Zhou Youguang, who simplified Chinese script, dead
Beijing , Jan 15 (IANS) Zhou Youguang, who simplified Chinese language by introducing Pinyin, died here on Saturday. He was 112.
Pinyin is the romanised form of Mandarin characters — one of the most complicated languages of the world — which makes it much easier to learn the ancient language, especially for foreigners.
Chinese is the world’s most spoken language, thanks to China’s booming population and its diaspora.
Mao Zedong is the Pinyin version of Mao Tse-tung.
Zhou and his colleagues began working on Pinyin in 1955 and took three years to develop it.

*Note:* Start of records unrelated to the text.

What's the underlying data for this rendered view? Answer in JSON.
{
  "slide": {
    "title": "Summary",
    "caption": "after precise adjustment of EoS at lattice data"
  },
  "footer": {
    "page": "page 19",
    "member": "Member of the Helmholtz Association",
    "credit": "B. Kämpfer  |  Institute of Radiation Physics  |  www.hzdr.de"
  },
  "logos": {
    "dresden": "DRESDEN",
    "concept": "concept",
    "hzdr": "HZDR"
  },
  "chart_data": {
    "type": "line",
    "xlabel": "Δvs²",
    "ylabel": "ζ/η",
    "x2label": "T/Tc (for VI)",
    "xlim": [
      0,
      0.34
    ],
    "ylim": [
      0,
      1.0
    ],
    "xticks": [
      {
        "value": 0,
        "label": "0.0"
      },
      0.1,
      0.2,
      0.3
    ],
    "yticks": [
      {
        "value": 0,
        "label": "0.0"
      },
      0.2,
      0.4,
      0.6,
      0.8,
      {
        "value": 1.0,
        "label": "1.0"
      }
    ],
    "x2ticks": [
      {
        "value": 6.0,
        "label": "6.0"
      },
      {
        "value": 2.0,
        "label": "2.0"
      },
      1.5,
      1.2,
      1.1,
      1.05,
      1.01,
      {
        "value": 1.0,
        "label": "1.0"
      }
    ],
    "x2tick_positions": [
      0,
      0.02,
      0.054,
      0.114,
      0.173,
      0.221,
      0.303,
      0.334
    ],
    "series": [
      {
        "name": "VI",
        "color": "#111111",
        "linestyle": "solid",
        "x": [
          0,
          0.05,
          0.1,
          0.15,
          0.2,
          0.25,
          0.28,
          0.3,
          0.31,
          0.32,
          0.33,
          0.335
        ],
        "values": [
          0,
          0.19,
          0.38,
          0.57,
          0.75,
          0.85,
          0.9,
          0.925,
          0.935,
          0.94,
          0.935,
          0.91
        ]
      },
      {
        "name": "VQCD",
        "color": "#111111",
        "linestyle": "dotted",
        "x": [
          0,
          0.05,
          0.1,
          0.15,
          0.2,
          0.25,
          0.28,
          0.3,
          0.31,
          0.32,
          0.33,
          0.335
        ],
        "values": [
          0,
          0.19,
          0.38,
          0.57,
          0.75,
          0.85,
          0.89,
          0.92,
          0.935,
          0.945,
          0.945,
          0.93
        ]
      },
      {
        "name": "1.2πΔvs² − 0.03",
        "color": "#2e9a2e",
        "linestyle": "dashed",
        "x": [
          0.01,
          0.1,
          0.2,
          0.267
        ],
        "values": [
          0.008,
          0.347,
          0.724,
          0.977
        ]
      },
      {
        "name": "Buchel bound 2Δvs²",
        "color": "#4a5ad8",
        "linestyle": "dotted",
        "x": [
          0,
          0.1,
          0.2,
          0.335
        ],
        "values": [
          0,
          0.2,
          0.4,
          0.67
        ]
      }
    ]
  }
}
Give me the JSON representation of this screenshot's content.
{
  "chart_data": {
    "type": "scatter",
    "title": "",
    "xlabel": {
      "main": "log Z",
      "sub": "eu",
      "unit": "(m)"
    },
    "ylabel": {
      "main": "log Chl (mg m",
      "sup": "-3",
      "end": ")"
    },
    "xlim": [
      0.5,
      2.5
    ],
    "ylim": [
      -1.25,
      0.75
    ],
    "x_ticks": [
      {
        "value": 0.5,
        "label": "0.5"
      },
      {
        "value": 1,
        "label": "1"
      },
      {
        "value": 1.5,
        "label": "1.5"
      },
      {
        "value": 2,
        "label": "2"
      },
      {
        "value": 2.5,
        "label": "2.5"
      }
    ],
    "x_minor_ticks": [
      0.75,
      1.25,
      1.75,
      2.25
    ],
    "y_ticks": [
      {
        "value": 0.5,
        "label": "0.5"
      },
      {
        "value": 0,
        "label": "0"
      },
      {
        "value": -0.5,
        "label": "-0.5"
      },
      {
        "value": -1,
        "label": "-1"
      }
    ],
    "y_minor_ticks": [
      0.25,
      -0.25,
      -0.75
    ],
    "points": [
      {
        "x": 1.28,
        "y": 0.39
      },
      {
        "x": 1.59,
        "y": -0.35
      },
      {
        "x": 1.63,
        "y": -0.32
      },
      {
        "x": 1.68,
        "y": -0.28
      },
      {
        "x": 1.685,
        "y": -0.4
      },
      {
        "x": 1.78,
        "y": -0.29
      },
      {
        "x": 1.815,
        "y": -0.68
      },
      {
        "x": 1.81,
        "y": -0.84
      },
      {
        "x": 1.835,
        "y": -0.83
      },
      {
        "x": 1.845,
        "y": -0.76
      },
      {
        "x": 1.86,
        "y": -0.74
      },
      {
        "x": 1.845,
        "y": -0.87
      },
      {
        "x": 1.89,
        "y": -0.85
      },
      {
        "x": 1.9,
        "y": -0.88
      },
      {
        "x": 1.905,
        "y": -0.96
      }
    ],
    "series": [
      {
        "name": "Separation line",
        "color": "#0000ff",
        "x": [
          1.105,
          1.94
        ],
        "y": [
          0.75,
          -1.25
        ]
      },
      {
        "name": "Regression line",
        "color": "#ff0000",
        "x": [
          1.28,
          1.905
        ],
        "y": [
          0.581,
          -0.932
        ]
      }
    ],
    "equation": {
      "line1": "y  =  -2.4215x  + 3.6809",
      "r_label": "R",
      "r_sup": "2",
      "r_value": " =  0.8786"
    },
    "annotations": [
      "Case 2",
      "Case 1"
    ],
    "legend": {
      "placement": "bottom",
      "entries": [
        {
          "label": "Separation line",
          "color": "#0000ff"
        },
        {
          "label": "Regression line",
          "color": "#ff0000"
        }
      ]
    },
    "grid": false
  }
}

The most striking thing about Zhou’s involvement was that he was neither a linguist nor a lexicographer but an economist, who returned home to China from Wall Street, according to the New York Times.
But because of a fortuitous meeting in 1955, and a lifetime love of language, he was conscripted by the Chinese government to develop an accessible alphabetic writing system, the newspaper recalled.
Zhou’s father was an official of China’s last imperial dynasty, the Qing, which endured continuously from the 17th century until 1912.
Zhou was born in Changzhou, in eastern China, on January 13, 1906.
In 1927, after studying at St. John’s University in Shanghai, he graduated from Guanghua University there with a degree in economics.